The sectoral breakdown shows that construction is the major employment spinner. The 1999 to 2004 period saw a rapid rate of highway construction, and last mile connectivity for previously marooned rural habitats. Even in the five years after 2004, with much slower highway development, construction added 18 million employed in terms of its direct impact alone, not counting its upstream impact through the demand for steel, cement and other materials. The positive (direct) contribution of construction actually outweighed the negative growth in employment in manufacturing and other sectors in the second period, and tipped the overall change in employment into a small positive number.

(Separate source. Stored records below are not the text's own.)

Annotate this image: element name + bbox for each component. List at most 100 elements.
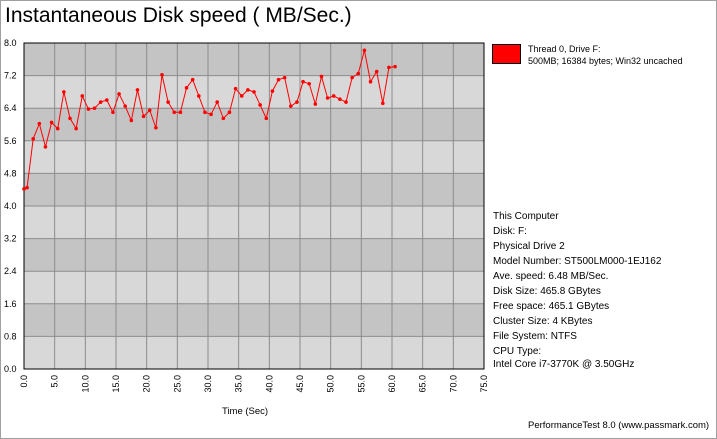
- y-tick-label: 4.8: [4, 168, 17, 178]
- data-point: [258, 103, 262, 107]
- legend-text: Thread 0, Drive F: 500MB; 16384 bytes; W…: [528, 43, 683, 67]
- data-point: [166, 100, 170, 104]
- data-point: [289, 104, 293, 108]
- plot-band: [24, 206, 484, 239]
- y-tick-label: 8.0: [4, 38, 17, 48]
- x-tick-label: 40.0: [264, 375, 274, 393]
- plot-band: [24, 303, 484, 337]
- data-point: [221, 116, 226, 121]
- x-tick-label: 30.0: [203, 375, 213, 393]
- info-average-speed: Ave. speed: 6.48 MB/Sec.: [493, 271, 609, 282]
- data-point: [197, 94, 201, 98]
- chart-title: Instantaneous Disk speed ( MB/Sec.): [5, 4, 352, 27]
- data-point: [264, 116, 269, 121]
- x-tick-label: 55.0: [356, 375, 366, 393]
- data-point: [160, 72, 164, 77]
- data-point: [350, 75, 354, 80]
- data-point: [86, 107, 91, 111]
- x-tick-label: 20.0: [142, 375, 152, 393]
- x-tick-label: 60.0: [387, 375, 397, 393]
- info-cluster-size: Cluster Size: 4 KBytes: [493, 316, 593, 327]
- y-tick-label: 0.0: [4, 364, 17, 374]
- y-tick-label: 7.2: [4, 71, 17, 81]
- data-point: [368, 79, 373, 84]
- data-point: [301, 79, 305, 84]
- x-tick-label: 70.0: [448, 375, 458, 393]
- data-point: [105, 98, 109, 102]
- data-point: [393, 64, 397, 69]
- data-point: [190, 77, 195, 82]
- data-point: [92, 106, 97, 110]
- plot-band: [24, 271, 484, 304]
- data-point: [178, 110, 183, 115]
- data-point: [325, 96, 330, 100]
- data-point: [276, 77, 281, 82]
- plot-band: [24, 140, 484, 174]
- data-point: [331, 94, 336, 98]
- data-point: [141, 114, 146, 119]
- data-point: [374, 69, 379, 74]
- data-point: [282, 75, 287, 80]
- data-point: [239, 94, 244, 98]
- legend-series-detail: 500MB; 16384 bytes; Win32 uncached: [528, 56, 683, 66]
- data-point: [338, 97, 342, 102]
- legend-swatch: [492, 44, 521, 64]
- x-tick-label: 35.0: [234, 375, 244, 393]
- plot-band: [24, 336, 484, 369]
- data-point: [172, 110, 177, 115]
- plot-band: [24, 238, 484, 272]
- data-point: [227, 110, 232, 115]
- x-tick-label: 15.0: [111, 375, 121, 393]
- plot-band: [24, 108, 484, 141]
- data-point: [313, 102, 318, 106]
- data-point: [154, 125, 158, 130]
- plot-band: [24, 43, 484, 76]
- data-point: [203, 110, 207, 115]
- info-cpu-label: CPU Type:: [493, 346, 542, 357]
- data-point: [80, 94, 85, 98]
- data-point: [74, 126, 78, 131]
- data-point: [387, 65, 391, 70]
- legend-series-name: Thread 0, Drive F:: [528, 44, 601, 54]
- disk-info-panel: This Computer Disk: F: Physical Drive 2 …: [493, 209, 713, 371]
- data-point: [37, 121, 42, 126]
- data-point: [344, 100, 348, 104]
- x-tick-label: 65.0: [418, 375, 428, 393]
- data-point: [62, 90, 66, 94]
- data-point: [135, 88, 140, 92]
- data-point: [233, 86, 238, 91]
- data-point: [209, 112, 213, 117]
- y-tick-label: 1.6: [4, 299, 17, 309]
- y-tick-label: 2.4: [4, 266, 17, 276]
- data-point: [147, 108, 152, 113]
- plot-border: [23, 42, 485, 370]
- data-point: [111, 110, 115, 115]
- data-point: [68, 116, 72, 121]
- info-file-system: File System: NTFS: [493, 331, 577, 342]
- x-tick-label: 45.0: [295, 375, 305, 393]
- x-tick-label: 50.0: [326, 375, 336, 393]
- info-model-number: Model Number: ST500LM000-1EJ162: [493, 256, 662, 267]
- x-tick-label: 25.0: [172, 375, 182, 393]
- x-tick-label: 75.0: [479, 375, 489, 393]
- data-point: [362, 48, 367, 53]
- y-tick-label: 4.0: [4, 201, 17, 211]
- data-point: [246, 88, 250, 92]
- info-physical-drive: Physical Drive 2: [493, 241, 565, 252]
- x-tick-label: 5.0: [50, 375, 60, 388]
- data-point: [55, 126, 60, 131]
- y-tick-label: 5.6: [4, 136, 17, 146]
- footer-credit: PerformanceTest 8.0 (www.passmark.com): [528, 420, 710, 431]
- data-point: [270, 89, 275, 93]
- x-tick-label: 10.0: [80, 375, 90, 393]
- data-point: [307, 81, 312, 86]
- info-disk: Disk: F:: [493, 226, 527, 237]
- data-point: [356, 71, 361, 76]
- info-computer: This Computer: [493, 211, 559, 222]
- y-tick-label: 0.8: [4, 331, 17, 341]
- y-tick-label: 3.2: [4, 234, 17, 244]
- data-point: [295, 100, 299, 104]
- x-tick-label: 0.0: [19, 375, 29, 388]
- info-disk-size: Disk Size: 465.8 GBytes: [493, 286, 601, 297]
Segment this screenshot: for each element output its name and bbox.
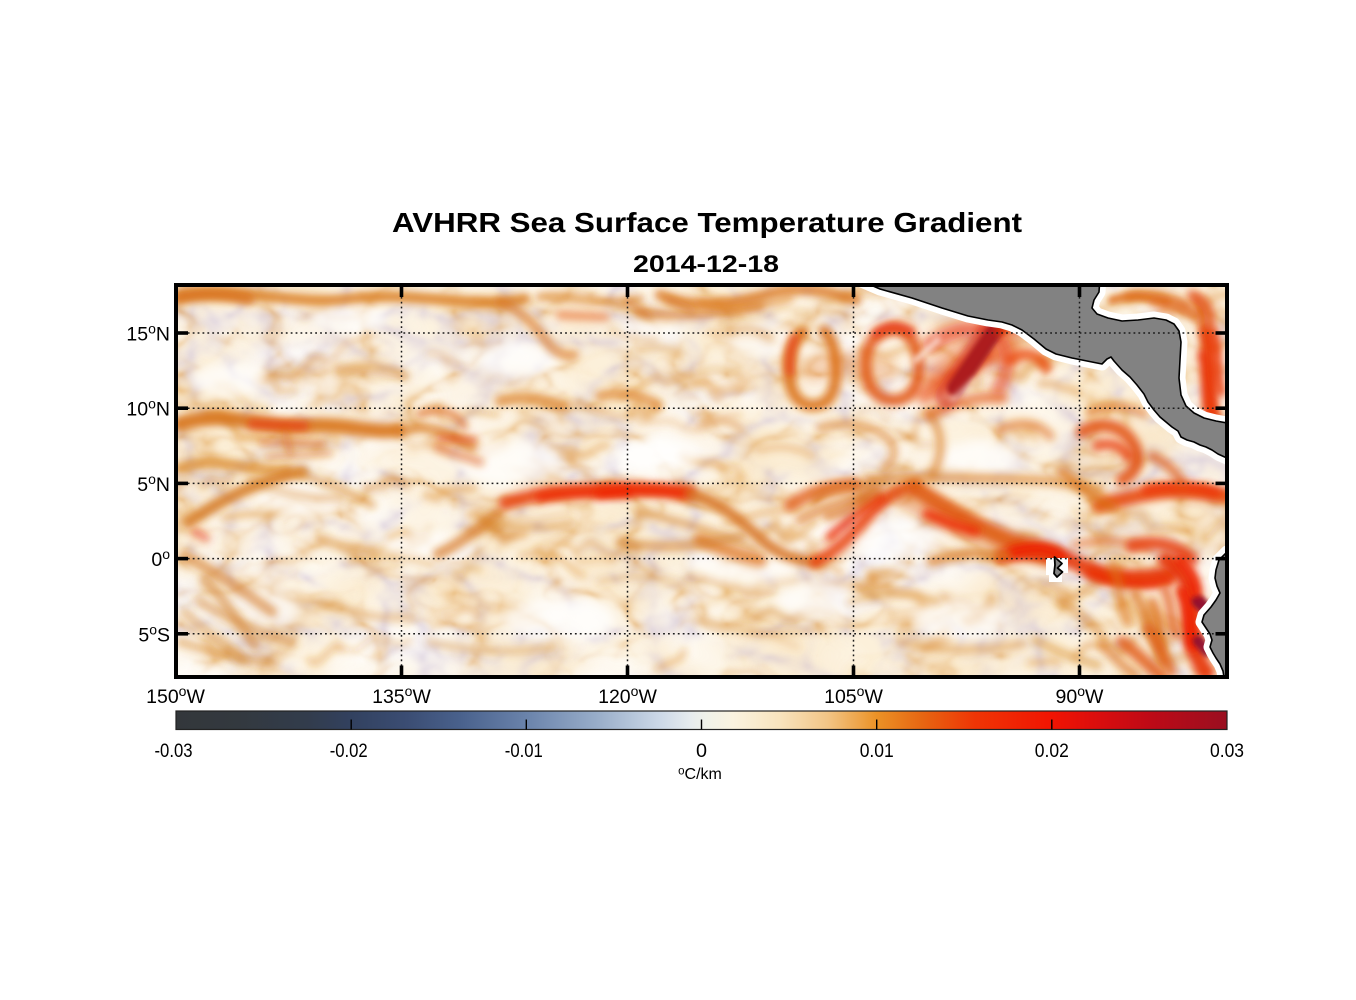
svg-text:0.03: 0.03 [1210,741,1244,762]
svg-text:120oW: 120oW [598,683,657,708]
svg-text:AVHRR Sea Surface Temperature: AVHRR Sea Surface Temperature Gradient [392,207,1022,238]
svg-text:2014-12-18: 2014-12-18 [633,251,779,278]
svg-text:-0.03: -0.03 [155,741,193,762]
svg-text:5oN: 5oN [137,471,170,496]
svg-text:oC/km: oC/km [678,766,722,784]
svg-text:0: 0 [696,741,707,762]
svg-text:105oW: 105oW [824,683,883,708]
svg-text:90oW: 90oW [1056,683,1105,708]
svg-text:0.02: 0.02 [1035,741,1069,762]
svg-text:150oW: 150oW [146,683,205,708]
svg-text:0.01: 0.01 [860,741,894,762]
svg-text:5oS: 5oS [138,621,170,646]
svg-text:-0.01: -0.01 [505,741,543,762]
svg-text:135oW: 135oW [372,683,431,708]
svg-text:-0.02: -0.02 [330,741,368,762]
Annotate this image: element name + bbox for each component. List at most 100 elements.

Accordingly, the Budget for 2013-14 carries a large number of incentives for new construction. An initiative to facilitate rural housing, started last year through a refinance window at the National Housing Bank, is said to have received a good response, and has been given additional funding. A similar fund for urban housing is to be started this year. Stalled projects for 3,000 kilometres of highway are announced to have been released for implementation within the first half of the year. There is a much needed provision for funding of godowns to stock agricultural produce. A number of infrastructure financing initiatives will carry a construction component. And some of the work on industrial corridors linking major cities may also begin during the year.
Employment provision has to be juxtaposed against the numbers entering the labour force. The NSS surveys show stagnation in the absolute labour force over 2004-09, so that despite the poor employment increment, unemployment actually came down from 2.3 to 2 per cent. The decline in labour force participation was a puzzle, and there remains a question mark over the plausibility of it.

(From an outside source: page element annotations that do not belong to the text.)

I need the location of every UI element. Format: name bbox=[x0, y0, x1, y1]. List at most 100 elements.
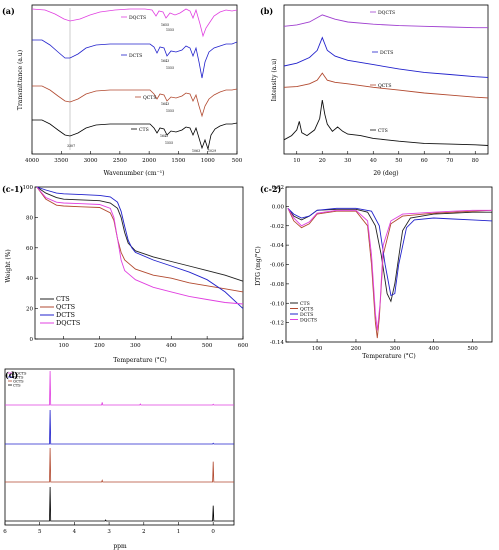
plot-frame bbox=[4, 368, 235, 526]
legend-qcts: QCTS bbox=[378, 83, 392, 89]
series-dcts-line bbox=[36, 186, 244, 309]
y-tick-label: -0.02 bbox=[270, 224, 284, 230]
x-ticks: 10 20 30 40 50 60 70 80 bbox=[293, 151, 479, 164]
y-tick-label: -0.06 bbox=[270, 263, 285, 269]
x-tick-label: 1000 bbox=[201, 158, 215, 164]
y-axis-label: DTG (mg/°C) bbox=[255, 246, 262, 285]
series-dcts-line bbox=[287, 207, 493, 297]
panel-c2: (c-2) 100 200 300 400 500 0.02 0.00 -0.02 -0.04 -… bbox=[252, 182, 499, 364]
panel-a: (a) 4000 3500 3000 2500 2000 1500 1000 500 Wave… bbox=[0, 0, 248, 180]
tga-chart: (c-1) 100 200 300 400 500 600 0 20 40 60 80 100 CTS… bbox=[2, 184, 249, 364]
plot-frame bbox=[31, 4, 238, 155]
x-tick-label: 70 bbox=[446, 158, 453, 164]
x-tick-label: 3500 bbox=[54, 158, 68, 164]
xrd-chart: (b) 10 20 30 40 50 60 70 80 DQCTS DCTS QCTS CTS 2θ… bbox=[260, 4, 489, 177]
annotation-1655: 1655 bbox=[161, 23, 169, 27]
y-tick-label: 100 bbox=[23, 185, 34, 191]
annotation-1643-cts: 1643 bbox=[160, 134, 168, 138]
x-tick-label: 30 bbox=[344, 158, 351, 164]
x-tick-label: 20 bbox=[319, 158, 326, 164]
y-tick-label: -0.10 bbox=[270, 301, 285, 307]
legend-cts: CTS bbox=[300, 301, 310, 307]
legend-dcts: DCTS bbox=[121, 53, 142, 59]
panel-b: (b) 10 20 30 40 50 60 70 80 DQCTS DCTS QCTS CTS 2θ… bbox=[252, 0, 499, 180]
y-tick-label: 20 bbox=[26, 307, 33, 313]
y-tick-label: -0.08 bbox=[270, 282, 285, 288]
y-tick-label: 0.02 bbox=[272, 185, 284, 191]
annotation-1029: 1029 bbox=[208, 149, 216, 153]
x-tick-label: 400 bbox=[166, 343, 177, 349]
x-tick-label: 1 bbox=[177, 529, 181, 535]
y-tick-label: -0.14 bbox=[270, 340, 285, 346]
y-tick-label: -0.12 bbox=[270, 321, 284, 327]
x-tick-label: 500 bbox=[467, 346, 478, 352]
x-axis-label: ppm bbox=[113, 543, 127, 550]
panel-d-label: (d) bbox=[5, 370, 18, 380]
legend-dcts: DCTS bbox=[300, 312, 313, 318]
ftir-chart: (a) 4000 3500 3000 2500 2000 1500 1000 500 Wave… bbox=[2, 4, 243, 177]
x-tick-label: 4 bbox=[73, 529, 77, 535]
x-tick-label: 400 bbox=[428, 346, 439, 352]
x-tick-label: 80 bbox=[472, 158, 479, 164]
x-tick-label: 5 bbox=[38, 529, 42, 535]
legend-cts: CTS bbox=[131, 127, 149, 133]
y-axis-label: Intensity (a.u) bbox=[271, 59, 278, 102]
x-axis-label: Temperature (°C) bbox=[362, 353, 416, 360]
svg-text:CTS: CTS bbox=[139, 127, 149, 133]
panel-c1-label: (c-1) bbox=[2, 184, 24, 194]
x-tick-label: 500 bbox=[202, 343, 213, 349]
y-tick-label: -0.04 bbox=[270, 243, 285, 249]
y-axis-label: Transmittance (a.u) bbox=[17, 50, 24, 110]
legend-qcts: QCTS bbox=[135, 95, 157, 101]
x-tick-label: 2500 bbox=[113, 158, 127, 164]
panel-c1: (c-1) 100 200 300 400 500 600 0 20 40 60 80 100 CTS… bbox=[0, 182, 250, 364]
legend-qcts: QCTS bbox=[13, 379, 24, 383]
legend-dcts: DCTS bbox=[380, 50, 393, 56]
annotation-3307: 3307 bbox=[67, 144, 75, 148]
legend-qcts: QCTS bbox=[300, 307, 314, 313]
x-tick-label: 300 bbox=[130, 343, 141, 349]
series-qcts-spectrum bbox=[5, 447, 234, 483]
x-ticks: 4000 3500 3000 2500 2000 1500 1000 500 bbox=[25, 151, 243, 164]
legend-dcts: DCTS bbox=[13, 375, 24, 379]
annotation-1063: 1063 bbox=[192, 149, 200, 153]
plot-frame bbox=[34, 186, 244, 340]
annotation-1555-dcts: 1555 bbox=[166, 66, 174, 70]
dtg-chart: (c-2) 100 200 300 400 500 0.02 0.00 -0.02 -0.04 -… bbox=[255, 184, 493, 360]
x-tick-label: 500 bbox=[232, 158, 243, 164]
series-dqcts-spectrum bbox=[5, 370, 234, 406]
annotation-1555-cts: 1555 bbox=[165, 141, 173, 145]
annotation-1555-qcts: 1555 bbox=[166, 109, 174, 113]
annotation-1555-dqcts: 1555 bbox=[166, 28, 174, 32]
y-axis-label: Weight (%) bbox=[5, 249, 12, 283]
y-tick-label: 80 bbox=[26, 215, 33, 221]
x-tick-label: 200 bbox=[351, 346, 362, 352]
annotation-1643-dcts: 1643 bbox=[161, 59, 169, 63]
legend-dqcts: DQCTS bbox=[121, 15, 146, 21]
series-cts-line bbox=[283, 100, 489, 146]
series-qcts-line bbox=[36, 186, 244, 293]
series-dqcts-line bbox=[36, 186, 244, 305]
legend-dcts: DCTS bbox=[56, 311, 75, 319]
svg-text:DCTS: DCTS bbox=[129, 53, 142, 59]
x-tick-label: 2 bbox=[142, 529, 146, 535]
series-dcts-line bbox=[32, 39, 237, 79]
series-cts-spectrum bbox=[5, 486, 234, 522]
x-tick-label: 200 bbox=[94, 343, 105, 349]
legend-dqcts: DQCTS bbox=[13, 371, 27, 375]
x-tick-label: 3 bbox=[107, 529, 111, 535]
x-tick-label: 6 bbox=[3, 529, 7, 535]
panel-b-label: (b) bbox=[260, 6, 273, 16]
x-tick-label: 2000 bbox=[142, 158, 156, 164]
x-tick-label: 600 bbox=[238, 343, 249, 349]
svg-text:DQCTS: DQCTS bbox=[129, 15, 146, 21]
annotation-1643-qcts: 1643 bbox=[161, 102, 169, 106]
x-tick-label: 10 bbox=[293, 158, 300, 164]
y-tick-label: 40 bbox=[26, 276, 33, 282]
series-cts-line bbox=[36, 186, 244, 282]
x-tick-label: 300 bbox=[390, 346, 401, 352]
x-tick-label: 4000 bbox=[25, 158, 39, 164]
legend-cts: CTS bbox=[378, 128, 388, 134]
plot-frame bbox=[283, 4, 489, 155]
x-tick-label: 40 bbox=[370, 158, 377, 164]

The important issue is the required employment absorption, going forward. The 12th Plan document, based on further projected declines in the labour force participation rate in the age group 15 and above, estimates the increase in people looking for work at around 4.5 million annually, a roughly one per cent increase in the labour force per year. The Economic Survey, however, estimates the annual increase at a little over eight million.
Going with the 12th Plan figures, absorbing a one per cent increase in the labour force should not be very difficult at all. Even with the present GDP growth rate of five per cent, that is only an asking employment elasticity of 0.2. The achieved employment elasticity between 1999-2000 and 2004-05 was 0.44, but it fell to 0.01 between 2004-05 and 2009-10. I have written earlier about the central failure of Indian reform, the total lack of attention to reforming the markets for land and labour ("Stallflation", Business Standard, December 25, 2012). This neglect has fed into poor employment generation, and has to be reversed.
In a recent statement on the land acquisition Bill, a minister of the government declared that any resulting delays are needed to serve the needs of the perspirational masses, as distinct from the aspirational classes. Delays serve no purpose at all, least of all the needs of the poor. What does serve the interests of the poor is justice, quickly dispensed. As I have argued earlier ("Wanted: new financial instruments", Business Standard, May 29, 2012), a well-structured financial annuity in payment for acquired land, rather than a lump-sum payment, is what sellers of land really need. This, together with an overall framework for rehabilitation of displaced people, once in place, will pose no delays in the case of any specific project. But to delay the development of these frameworks, and to justify it in the name of the poor, does no one any good. The important thing is to monitor delivery of the promised compensation, whatever it might be, so that the trust of people is not broken, as it repeatedly has been in the past.
The NSS surveys show that unemployment rates rise with the level of education. The highest rates are experienced among post-school diploma and certificate holders, which presumably reflects their poor employability. The Budget speech rightly stresses the need for skill development, and sets aside Rs 1,000 crore for authorised certification procedures. All excellent steps, needed and timely. But the finance ministry can only provide policy design and finance. It is left to the other ministries and agencies of the government to deliver.